Interleukin-10 receptor signaling through the JAK-STAT pathway - Requirement for two distinct receptor-derived signals for anti-inflammatory action

Interleukin-10 (IL-IO) is a cytokine that has pleiotropic effects on a variety of different cell types. Although many of the biologic responses induced by IL-10 are also induced by other cytokines, such as IL-6, IL-10 is relatively unique in its ability to potently inhibit production of pro-inflammatory cytokines in macrophages. In this study, we have used gain-of-function and loss-of-function genetic approaches to define the intracellular components involved in the different biologic actions of IL-10. Herein, we demonstrate that the ability of IL-10 to inhibit tumor necrosis factor alpha (TNF alpha) production in lipopolysaccharide stimulated macrophages requires the presence of Stat3, Jak1, and two distinct regions of the IL-10 receptor intracellular domain.

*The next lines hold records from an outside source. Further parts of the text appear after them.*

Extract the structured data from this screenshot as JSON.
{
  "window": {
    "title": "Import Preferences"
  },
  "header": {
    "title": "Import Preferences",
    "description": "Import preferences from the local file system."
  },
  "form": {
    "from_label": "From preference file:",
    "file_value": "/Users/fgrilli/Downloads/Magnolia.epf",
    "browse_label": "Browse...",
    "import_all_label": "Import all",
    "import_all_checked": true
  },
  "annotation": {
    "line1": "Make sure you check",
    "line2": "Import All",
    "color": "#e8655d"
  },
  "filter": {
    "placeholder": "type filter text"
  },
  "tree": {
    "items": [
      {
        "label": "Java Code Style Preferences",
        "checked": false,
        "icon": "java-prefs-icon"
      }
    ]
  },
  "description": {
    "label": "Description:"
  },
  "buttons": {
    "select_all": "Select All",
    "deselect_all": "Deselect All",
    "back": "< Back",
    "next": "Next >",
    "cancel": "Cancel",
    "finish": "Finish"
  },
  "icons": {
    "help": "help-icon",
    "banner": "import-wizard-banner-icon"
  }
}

Macrophages deficient in Stat3 or Jak1 were unable to inhibit lipopolysaccharide-induced TNF alpha production following treatment with murine IL-10. Structure-function analysis of the intracellular domain of the IL-10 receptor cu chain showed that whereas two redundant Stat3 recruitment sites ((427)YQKQ(430) and (477)YLKQ(480)) were required for all IL-10-dependent effects on either B cells or macrophages, expression of IL-10-dependent anti-inflammatory function required the presence on the intracellular domain of the IL-10 receptor of a carboxyl-terminal sequence containing at least one functionally critical serine, These results thus demonstrate that IL-10-induced inhibition of TNF alpha production requires two distinct regions of the IL-10 receptor intracellular domain and thereby establish a distinctive molecular basis for the developmental versus the anti-inflammatory actions of IL-10.